シアが叫んだ直後、ヴェネの口元がにやりと緩んだ。
「いいねぇ、その状態が新世界の入り口だ。だけどよ、それでもこれは受けきれねぇぜ?」
「そんなの、やってみなくちゃわかんねぇだろうがよ」
戦兎状態となったオヴェリアが腕を交差し、魔障壁を展開する。
「良い覚悟だ。じゃあ、これで終わりにするぜ」
ヴェネの踵落としが振り下ろされた瞬間、訓練場に硝子が粉みじんに砕けたような甲高い音が轟いた。
そして、二人のいた場所から爆音が轟き、魔波が吹き荒れ、砂嵐が巻き起こる。
吹き飛ばされそうなのを必死に堪えていると、吹き飛ばされたらしいオヴェリアの気配を感じ、僕はハッとした。
「……⁉ このままじゃいけない」
「リッド殿⁉」
「リッド様⁉」
シア、ティンクとカペラの声が背後から聞こえるなか、僕は瞬時に身体強化を発動。
立ち上がる砂嵐の中に飛び込み、宙を舞っていたオヴェリアを両腕の中にしっかりと抱きしめて地上に着地した。
すると、腕の中にいる彼女は「はは……」と笑って薄ら目を開ける。
「リッド様、見てただろ? 最後まで逃げなかった。

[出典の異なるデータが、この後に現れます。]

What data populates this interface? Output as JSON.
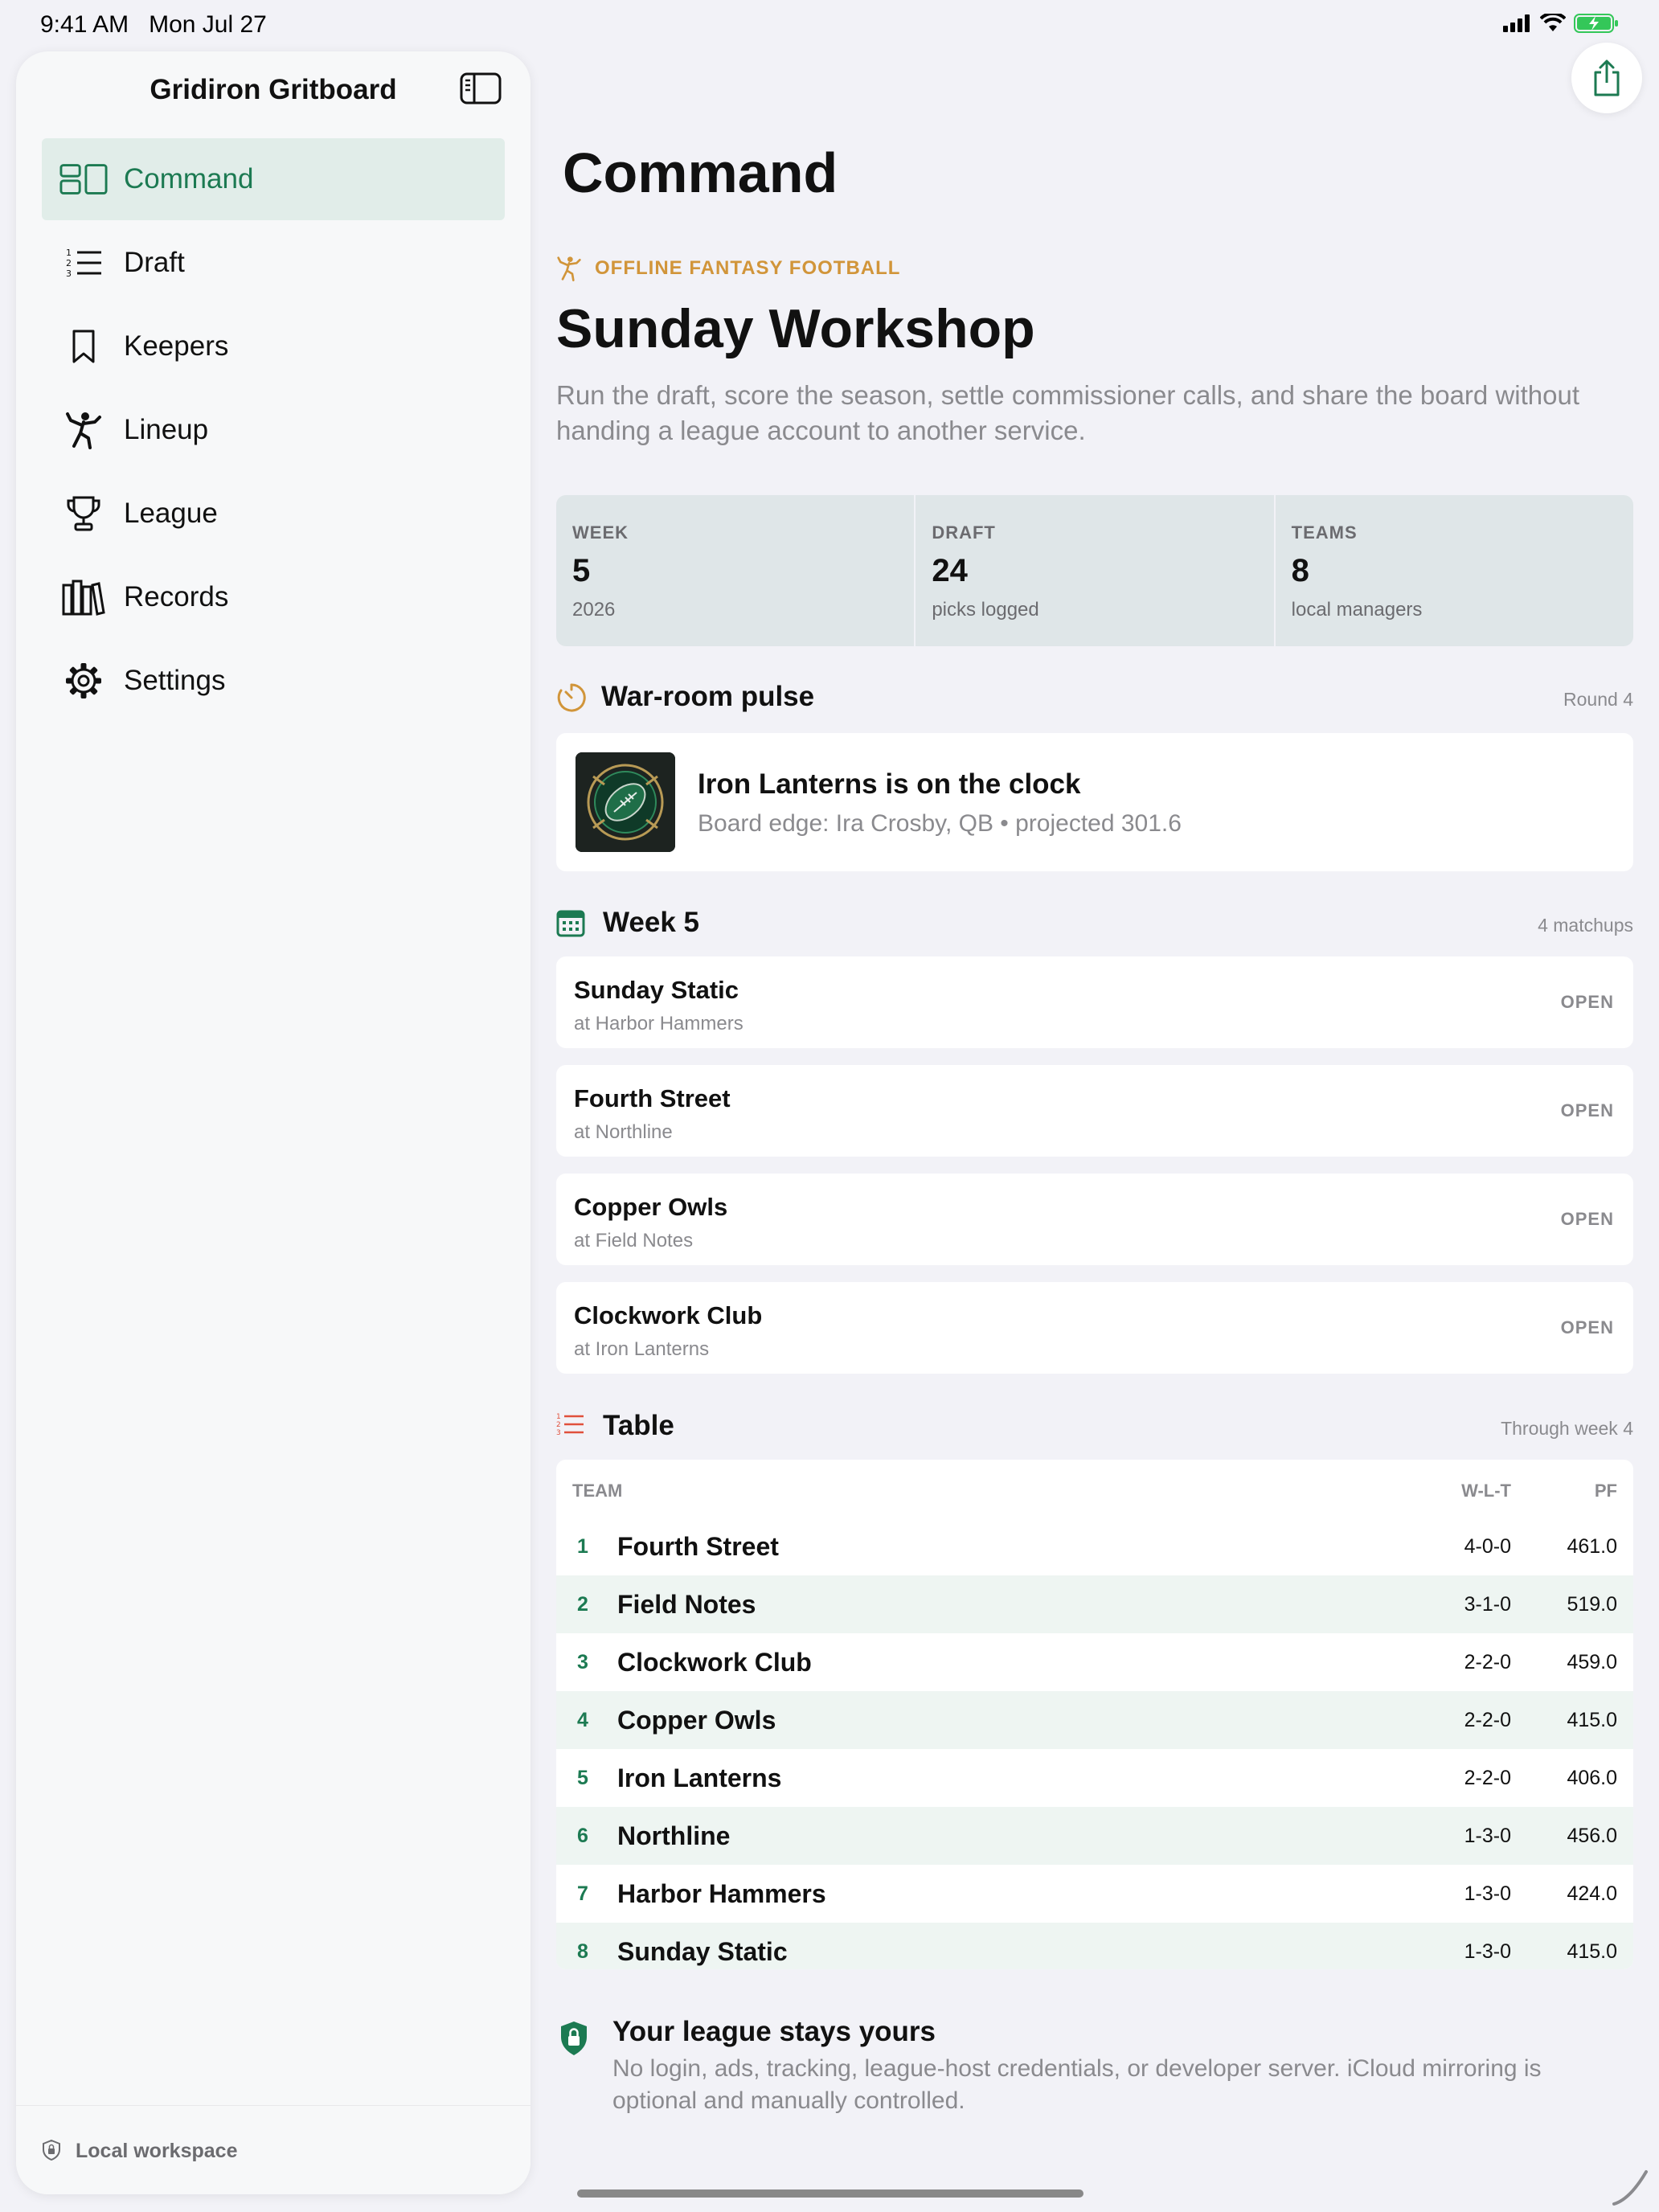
{
  "status_bar": {
    "time": "9:41 AM",
    "date": "Mon Jul 27"
  },
  "sidebar": {
    "title": "Gridiron Gritboard",
    "items": [
      {
        "label": "Command",
        "icon": "command-icon",
        "active": true
      },
      {
        "label": "Draft",
        "icon": "numbered-list-icon",
        "active": false
      },
      {
        "label": "Keepers",
        "icon": "bookmark-icon",
        "active": false
      },
      {
        "label": "Lineup",
        "icon": "player-throwing-icon",
        "active": false
      },
      {
        "label": "League",
        "icon": "trophy-icon",
        "active": false
      },
      {
        "label": "Records",
        "icon": "books-icon",
        "active": false
      },
      {
        "label": "Settings",
        "icon": "gear-icon",
        "active": false
      }
    ],
    "footer": "Local workspace"
  },
  "main": {
    "page_title": "Command",
    "kicker": "OFFLINE FANTASY FOOTBALL",
    "hero_title": "Sunday Workshop",
    "hero_description": "Run the draft, score the season, settle commissioner calls, and share the board without handing a league account to another service.",
    "stats": [
      {
        "key": "WEEK",
        "value": "5",
        "sub": "2026"
      },
      {
        "key": "DRAFT",
        "value": "24",
        "sub": "picks logged"
      },
      {
        "key": "TEAMS",
        "value": "8",
        "sub": "local managers"
      }
    ],
    "pulse": {
      "title": "War-room pulse",
      "meta": "Round 4",
      "card_title": "Iron Lanterns is on the clock",
      "card_subtitle": "Board edge: Ira Crosby, QB • projected 301.6"
    },
    "week": {
      "title": "Week 5",
      "meta": "4 matchups",
      "matchups": [
        {
          "team": "Sunday Static",
          "opponent": "at Harbor Hammers",
          "status": "OPEN"
        },
        {
          "team": "Fourth Street",
          "opponent": "at Northline",
          "status": "OPEN"
        },
        {
          "team": "Copper Owls",
          "opponent": "at Field Notes",
          "status": "OPEN"
        },
        {
          "team": "Clockwork Club",
          "opponent": "at Iron Lanterns",
          "status": "OPEN"
        }
      ]
    },
    "table": {
      "title": "Table",
      "meta": "Through week 4",
      "columns": {
        "team": "TEAM",
        "wlt": "W-L-T",
        "pf": "PF"
      },
      "rows": [
        {
          "rank": "1",
          "team": "Fourth Street",
          "wlt": "4-0-0",
          "pf": "461.0"
        },
        {
          "rank": "2",
          "team": "Field Notes",
          "wlt": "3-1-0",
          "pf": "519.0"
        },
        {
          "rank": "3",
          "team": "Clockwork Club",
          "wlt": "2-2-0",
          "pf": "459.0"
        },
        {
          "rank": "4",
          "team": "Copper Owls",
          "wlt": "2-2-0",
          "pf": "415.0"
        },
        {
          "rank": "5",
          "team": "Iron Lanterns",
          "wlt": "2-2-0",
          "pf": "406.0"
        },
        {
          "rank": "6",
          "team": "Northline",
          "wlt": "1-3-0",
          "pf": "456.0"
        },
        {
          "rank": "7",
          "team": "Harbor Hammers",
          "wlt": "1-3-0",
          "pf": "424.0"
        },
        {
          "rank": "8",
          "team": "Sunday Static",
          "wlt": "1-3-0",
          "pf": "415.0"
        }
      ]
    },
    "privacy": {
      "title": "Your league stays yours",
      "description": "No login, ads, tracking, league-host credentials, or developer server. iCloud mirroring is optional and manually controlled."
    }
  },
  "colors": {
    "accent": "#1c7a52",
    "kicker": "#d1953a",
    "table_accent": "#e0503c",
    "active_nav_bg": "#e1ede9",
    "stats_bg": "#dfe6e8"
  }
}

だから、この勝負は……あたしの勝ちだぜ」
「うん、そうだね。すごかったよ」
「へへ、部族長がなん……だってんだ。リッド様の騎士を、あたしを……」
オヴェリアはそこまで言うと、目を閉じてがくりと力なく項垂れてしまう。
獣化の負荷による体の酷使と、急激な魔力消費で気を失ったようだ。
あんな無茶すれば、誰だってこうなるだろう。
でも、彼女の顔はとても満足そうだ。
「お疲れ様、オヴェリア。とても格好良くて素敵だったよ」
腕の中で気を失っている彼女に、僕は誇らしげに微笑み掛けた。